As a candidate for the County Council, I’d like to share my thinking about one of the Council’s most important responsibilities – the stewardship of our precious tax dollars. This is something we all care about because we all contribute to the County coffers and we naturally want to know that our hard-earned contributions are being spent wisely. 

While the County’s day-to-day spending decisions are in the hands of the County staff, the ultimate responsibility for good stewardship of County money lies with the County Council. As I see it, there are two key areas where the Council needs to excel: making sure money is being spent on the right things; and then making sure the money is spent the right way to get the best value for the community.

In my experience, successful management isn’t just about making a series of good individual decisions. It requires a deliberate approach to planning (where are we going?), program execution (how are we getting there?), self-evaluation (how did we do?), and data-driven improvement (what can we do better next time?); with the Council playing some distinct roles and the County’s professional administrators playing others.

On a strategic level, the Council can add the most value to the process by having the discipline to drive tight alignment between the things the County is spending money on and the County’s high level priorities, as outlined in the County Strategic Leadership Plan. To do this, the Council has to employ a disciplined, priority-driven approach to financial oversight that provides the County’s full-time staff with clear direction. The Council also needs a structured evaluation process that accurately interprets results and informs future actions.  

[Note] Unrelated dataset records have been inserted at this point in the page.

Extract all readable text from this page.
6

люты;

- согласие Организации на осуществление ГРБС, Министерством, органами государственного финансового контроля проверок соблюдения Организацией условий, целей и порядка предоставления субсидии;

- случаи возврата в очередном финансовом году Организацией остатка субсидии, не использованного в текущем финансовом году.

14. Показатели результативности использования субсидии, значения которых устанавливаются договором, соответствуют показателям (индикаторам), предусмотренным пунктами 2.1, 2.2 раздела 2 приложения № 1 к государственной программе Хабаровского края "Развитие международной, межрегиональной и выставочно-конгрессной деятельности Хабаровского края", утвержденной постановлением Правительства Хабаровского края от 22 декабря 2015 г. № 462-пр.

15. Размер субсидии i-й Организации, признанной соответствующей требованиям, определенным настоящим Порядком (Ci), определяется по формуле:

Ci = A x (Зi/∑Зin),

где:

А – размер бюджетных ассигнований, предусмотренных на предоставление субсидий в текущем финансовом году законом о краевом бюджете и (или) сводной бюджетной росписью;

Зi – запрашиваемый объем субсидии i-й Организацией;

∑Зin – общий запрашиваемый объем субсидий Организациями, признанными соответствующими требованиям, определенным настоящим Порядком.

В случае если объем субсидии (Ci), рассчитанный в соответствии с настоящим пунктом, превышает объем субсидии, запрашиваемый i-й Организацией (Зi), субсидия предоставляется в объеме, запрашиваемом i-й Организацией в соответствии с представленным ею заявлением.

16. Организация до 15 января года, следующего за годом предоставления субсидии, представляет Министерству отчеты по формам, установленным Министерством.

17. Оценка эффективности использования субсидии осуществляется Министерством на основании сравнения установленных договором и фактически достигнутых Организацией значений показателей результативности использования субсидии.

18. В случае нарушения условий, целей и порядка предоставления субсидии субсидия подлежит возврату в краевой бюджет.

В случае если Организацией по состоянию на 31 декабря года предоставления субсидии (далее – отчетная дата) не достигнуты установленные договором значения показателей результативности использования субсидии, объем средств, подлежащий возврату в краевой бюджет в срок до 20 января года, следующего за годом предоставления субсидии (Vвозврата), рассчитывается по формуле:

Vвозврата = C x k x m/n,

For-profit organizations measure their success at being good stewards of resources through the achievement of profits, through stock price, or through market share growth. In County government, success can be measured in terms that are both qualitative and quantitative; through metrics focused on the reliability and quality of core public services, through cost and performance benchmarking against other best-in-class communities, and through broad customer feedback. Los Alamos County has a well-developed system of metrics tied to specific County objectives that support this approach.

The County Council has special roles in this system. First, the Council needs to decide how resources will be divided among competing priorities through the budget process. To successfully perform that role, the Council needs a strong understanding of the needs and desires of our community. Second, the Council needs to evaluate the effectiveness of ongoing County spending so that it can promote efficiency and adjust future decisions based on what’s delivering value and what’s not.  My training as an MBA and my experience as a senior executive in a large, successful for-profit company helped develop a skill set that will be valuable to the Council in fulfilling these key responsibilities.

As a vice president at The Washington Post, I was part of the senior management team leading the newspaper. The department I led had 500 employees, complex sales and production responsibilities, and generated $750 million a year; 85 percent of the company’s revenues. The biggest part of my job was making sure that those 500 people were pulling together with unity of purpose to achieve our high level goals. I did that by making sure that our team had clear guidance to inform and support their daily decisions and actions; and by making sure that as an organization we learned and improved based on both our successes and failures.

If elected, I’ll bring that experience and that structured approach to my work on the County Council to ensure that your hard-earned tax dollars are being spent on the right things, in an efficient manner.